Di dunia akademis, wacana yang diusung Sulhawi bukanlah hal baru. Diskursus
Al-Quran adalah makhluk menjadi polemik selama 1.400 tahun sejak zaman
Khulafaur Rasyidin. Salah satu martirnya adalah ulama hadis yang masyhur, Imam
Ahmad Ibn Hambal, yang hidup pada masa kekuasaan Khalifah Al-Ma'mun dari Bani
Umaiyah tahun 863 M di Damaskus, Suriah.
Ulama mazhab yang karismatik itu dipenjara karena bersikeras tentang
pendapatnya bahwa Al-Quran bukanlah makhluk. Penguasa yang tidak sepaham dengan
pendapat ini memenjarakannya hingga ia menjemput ajal. Pendapat Hambali hingga
kini menjadi pemahaman utama yang dianut mayoritas kalangan Islam. Mayoritas
aliran Islam menilai kalamullah
menempel pada zat-Nya. Jadi, bukan kreasi Allah atau makhluk.

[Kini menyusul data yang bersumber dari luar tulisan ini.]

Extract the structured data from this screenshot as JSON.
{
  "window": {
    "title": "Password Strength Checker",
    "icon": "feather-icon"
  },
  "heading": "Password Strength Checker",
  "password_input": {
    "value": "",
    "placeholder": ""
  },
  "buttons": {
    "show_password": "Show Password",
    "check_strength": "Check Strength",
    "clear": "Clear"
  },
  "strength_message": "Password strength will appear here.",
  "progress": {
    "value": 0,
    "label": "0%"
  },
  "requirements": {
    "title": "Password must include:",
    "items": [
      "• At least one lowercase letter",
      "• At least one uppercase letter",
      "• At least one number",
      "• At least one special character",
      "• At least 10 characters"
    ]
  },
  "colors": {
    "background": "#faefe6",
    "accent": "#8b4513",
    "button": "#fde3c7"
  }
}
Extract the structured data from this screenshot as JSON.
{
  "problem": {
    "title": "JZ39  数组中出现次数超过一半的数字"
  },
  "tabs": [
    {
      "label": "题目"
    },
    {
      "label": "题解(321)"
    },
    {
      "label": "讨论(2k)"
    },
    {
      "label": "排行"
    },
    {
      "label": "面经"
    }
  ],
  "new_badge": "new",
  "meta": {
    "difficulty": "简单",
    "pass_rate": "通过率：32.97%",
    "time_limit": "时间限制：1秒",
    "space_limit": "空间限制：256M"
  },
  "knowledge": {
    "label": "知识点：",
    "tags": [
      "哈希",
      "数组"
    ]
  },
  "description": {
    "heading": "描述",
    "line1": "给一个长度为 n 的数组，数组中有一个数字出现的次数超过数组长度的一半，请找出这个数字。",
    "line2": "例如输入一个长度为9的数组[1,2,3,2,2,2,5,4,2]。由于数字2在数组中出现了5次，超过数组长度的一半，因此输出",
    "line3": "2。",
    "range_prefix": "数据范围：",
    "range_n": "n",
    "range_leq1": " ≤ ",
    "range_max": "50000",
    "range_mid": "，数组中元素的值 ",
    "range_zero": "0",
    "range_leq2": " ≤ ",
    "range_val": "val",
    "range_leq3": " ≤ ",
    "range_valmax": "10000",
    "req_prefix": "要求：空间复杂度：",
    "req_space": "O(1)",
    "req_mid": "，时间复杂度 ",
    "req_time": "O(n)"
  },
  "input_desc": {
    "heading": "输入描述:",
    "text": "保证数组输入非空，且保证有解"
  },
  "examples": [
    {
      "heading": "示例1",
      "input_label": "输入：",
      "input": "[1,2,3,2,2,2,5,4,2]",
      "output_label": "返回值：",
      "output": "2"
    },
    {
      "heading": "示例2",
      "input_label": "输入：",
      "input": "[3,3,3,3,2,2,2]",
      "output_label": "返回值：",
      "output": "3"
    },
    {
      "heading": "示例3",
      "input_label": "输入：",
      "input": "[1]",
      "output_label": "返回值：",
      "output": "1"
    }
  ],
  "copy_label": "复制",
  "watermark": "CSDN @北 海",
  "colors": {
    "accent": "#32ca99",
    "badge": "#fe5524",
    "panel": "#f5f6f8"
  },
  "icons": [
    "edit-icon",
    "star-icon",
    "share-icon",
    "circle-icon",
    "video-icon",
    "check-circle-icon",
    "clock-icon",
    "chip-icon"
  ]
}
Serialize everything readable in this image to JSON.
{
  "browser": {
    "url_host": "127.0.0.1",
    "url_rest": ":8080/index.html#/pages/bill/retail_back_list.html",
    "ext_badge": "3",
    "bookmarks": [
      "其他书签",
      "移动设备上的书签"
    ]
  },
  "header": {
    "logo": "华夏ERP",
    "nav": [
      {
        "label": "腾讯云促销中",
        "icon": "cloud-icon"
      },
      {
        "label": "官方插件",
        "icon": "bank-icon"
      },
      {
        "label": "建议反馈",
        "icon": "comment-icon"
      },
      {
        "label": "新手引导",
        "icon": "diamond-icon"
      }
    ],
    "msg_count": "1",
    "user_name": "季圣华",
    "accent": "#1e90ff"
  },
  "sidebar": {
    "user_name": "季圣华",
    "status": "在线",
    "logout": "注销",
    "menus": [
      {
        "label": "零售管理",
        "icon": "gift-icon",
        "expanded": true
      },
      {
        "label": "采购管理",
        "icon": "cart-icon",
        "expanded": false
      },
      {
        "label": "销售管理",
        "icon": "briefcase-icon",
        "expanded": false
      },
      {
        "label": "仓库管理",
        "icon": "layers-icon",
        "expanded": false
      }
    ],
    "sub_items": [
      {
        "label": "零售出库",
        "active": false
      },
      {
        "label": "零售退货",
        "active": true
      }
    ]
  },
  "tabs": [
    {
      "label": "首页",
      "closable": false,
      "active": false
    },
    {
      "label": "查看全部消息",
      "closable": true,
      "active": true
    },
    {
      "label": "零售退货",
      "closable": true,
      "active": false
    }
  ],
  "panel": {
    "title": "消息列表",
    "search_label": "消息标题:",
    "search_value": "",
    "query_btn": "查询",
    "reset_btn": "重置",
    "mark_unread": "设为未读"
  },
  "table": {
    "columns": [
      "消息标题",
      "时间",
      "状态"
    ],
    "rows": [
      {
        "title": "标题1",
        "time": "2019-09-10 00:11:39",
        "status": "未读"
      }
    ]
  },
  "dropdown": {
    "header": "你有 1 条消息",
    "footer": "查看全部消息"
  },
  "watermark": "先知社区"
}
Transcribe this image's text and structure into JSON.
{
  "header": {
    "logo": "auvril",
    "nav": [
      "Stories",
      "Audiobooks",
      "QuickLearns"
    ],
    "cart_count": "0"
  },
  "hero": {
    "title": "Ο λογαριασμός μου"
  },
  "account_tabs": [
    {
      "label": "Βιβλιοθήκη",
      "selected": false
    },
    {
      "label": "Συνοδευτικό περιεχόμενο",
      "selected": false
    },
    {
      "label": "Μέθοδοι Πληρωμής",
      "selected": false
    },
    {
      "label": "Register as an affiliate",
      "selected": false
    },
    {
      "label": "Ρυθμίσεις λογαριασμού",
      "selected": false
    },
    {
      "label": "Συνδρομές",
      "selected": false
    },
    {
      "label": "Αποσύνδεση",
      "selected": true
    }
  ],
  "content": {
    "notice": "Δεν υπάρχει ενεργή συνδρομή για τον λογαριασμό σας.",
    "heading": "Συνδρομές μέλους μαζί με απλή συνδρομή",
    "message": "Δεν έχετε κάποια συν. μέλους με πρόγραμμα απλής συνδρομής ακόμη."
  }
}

Menurut Direktur Pascasarjana IAIN Sunan Ampel, Prof. Dr. Ahmad Zahro, MA,
Al-Quran dalam arti tulisan, bahasa, dan kertas adalah produk manusia.
"Tapi, karena itu merupakan manifestasi dari esensi wahyu, maka
serta-merta ia menjadi mulia," ia menyimpulkan.
Ustad Hartono Ahmad Jaiz, seorang pengkaji aliran-aliran dalam Islam, juga
punya penilaian. "Menginjak itu diperbolehkan kalau disuruh. Tapi, kalau
tak disuruh, malah ada makna penghinaannya," katanya. Ia memberi contoh,
kalau seseorang menginjak-injak orangtua tanpa disuruh, itu penghinaan.
"Tapi, kalau anak kecil yang disuruh orangtua tersebut menginjak-injak
tubuhnya, itu punya makna memijit," paparnya. "Lafaz Allah yang
diinjak-injak, jelas itu penghinaan," ujarnya. "Perbuatan tersebut
menunjukkan bahwa yang bersangkutan telah kehilangan argumentasinya, dan tidak ilmiah,"
ia menambahkan.
Sulhawi akhirnya menyadari. "Semua pendapat dan perkataan itu saya
cabut," tulisnya dalam surat
klarifikasi. Lalu, apa yang akan dilakukan selama masa skorsing? "Saya
akan mengisi pengajian dan khotbah Jumat di masjid-masjid," kata ayah tiga
anak yang telah menjadi dosen di almamaternya selama 21 tahun itu.